July 6, 2010

I have succumbed to the lure of techno-gee-whizzery and have been playing with the little Nook I bought.  (And reading Mary Roberts Rinehart, whose middle-aged spinsters would be dandy to survey in an American lit class.)  Naturally, this means making everything I can get my hands on into some sort of electronic book, because what’s the fun of having a cool piece of gadgetry if you don’t get to make something with it? or for it?

The result is Ruth Hall in epub format, the first of the long books at my web site to be made available in that format.  You can snag a copy at merrycoz.org.
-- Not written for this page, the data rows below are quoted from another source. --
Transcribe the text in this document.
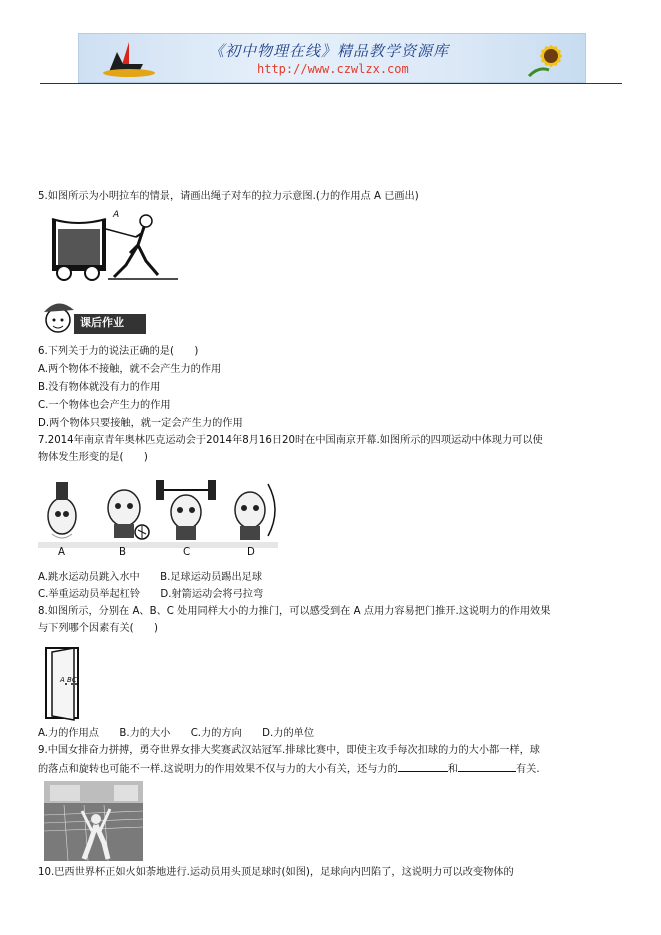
《初中物理在线》精品教学资源库
http://www.czwlzx.com
5.如图所示为小明拉车的情景，请画出绳子对车的拉力示意图.(力的作用点 A 已画出)
A
课后作业
6.下列关于力的说法正确的是(　　)
A.两个物体不接触，就不会产生力的作用
B.没有物体就没有力的作用
C.一个物体也会产生力的作用
D.两个物体只要接触，就一定会产生力的作用
7.2014年南京青年奥林匹克运动会于2014年8月16日20时在中国南京开幕.如图所示的四项运动中体现力可以使
物体发生形变的是(　　)
A	B	C	D
A.跳水运动员跳入水中　　B.足球运动员踢出足球
C.举重运动员举起杠铃　　D.射箭运动会将弓拉弯
8.如图所示，分别在 A、B、C 处用同样大小的力推门，可以感受到在 A 点用力容易把门推开.这说明力的作用效果
与下列哪个因素有关(　　)
A BC
A.力的作用点　　B.力的大小　　C.力的方向　　D.力的单位
9.中国女排奋力拼搏，勇夺世界女排大奖赛武汉站冠军.排球比赛中，即使主攻手每次扣球的力的大小都一样，球
的落点和旋转也可能不一样.这说明力的作用效果不仅与力的大小有关，还与力的	和	有关.
10.巴西世界杯正如火如荼地进行.运动员用头顶足球时(如图)，足球向内凹陷了，这说明力可以改变物体的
Earlier attempts to make ebooks available at merrycoz haven’t been a singular success.  “Plucker” puffed the html files into unwieldy digital blobs; and the only comments I ever got about the ebooks were complaints about one thing or another.  The books in pdb and prc format are certainly more usable (I happily read the books in eReader, on my 7-year-old Sony Clie), though I can’t tell if humans are actually reading the ones at the site, or if spambots are building their own library.  I hope people find the epub format useful.

The amusing thing about creating ebooks is that it seems that the best ones pretty much need to be made by hand.  I already do that for the books in pdb format, and it looks as if I’ll have to do it for the epub books as well.  I tried Calibre; I tried eCub; I tried to try Jutoh and Sigil (no success).  And none of them made a book that looked right (Calibre) or opened on the Nook (eCub).  Luckily, I found instructions and examples and hammered out a version of Ruth Hall that looks good in the readers.

Ruth Hall struck me as a good book to learn on, since it’s mostly text.  And, trust me:  once you’ve formatted 94 individual files into an ebook, most other digitizing projects are going to look like small potatoes.

But it amuses me that I’m surrounded by electronic equipment and basking in the dawn of the twenty-first century (you know–the one where we all get jetpacks and vacation on the moon); and I’m still spending an astonishing number of hours making digital files by hand.

Given that the original books were set by hand from hand-written manuscripts, before being bound by hand, I guess that’s appropriate.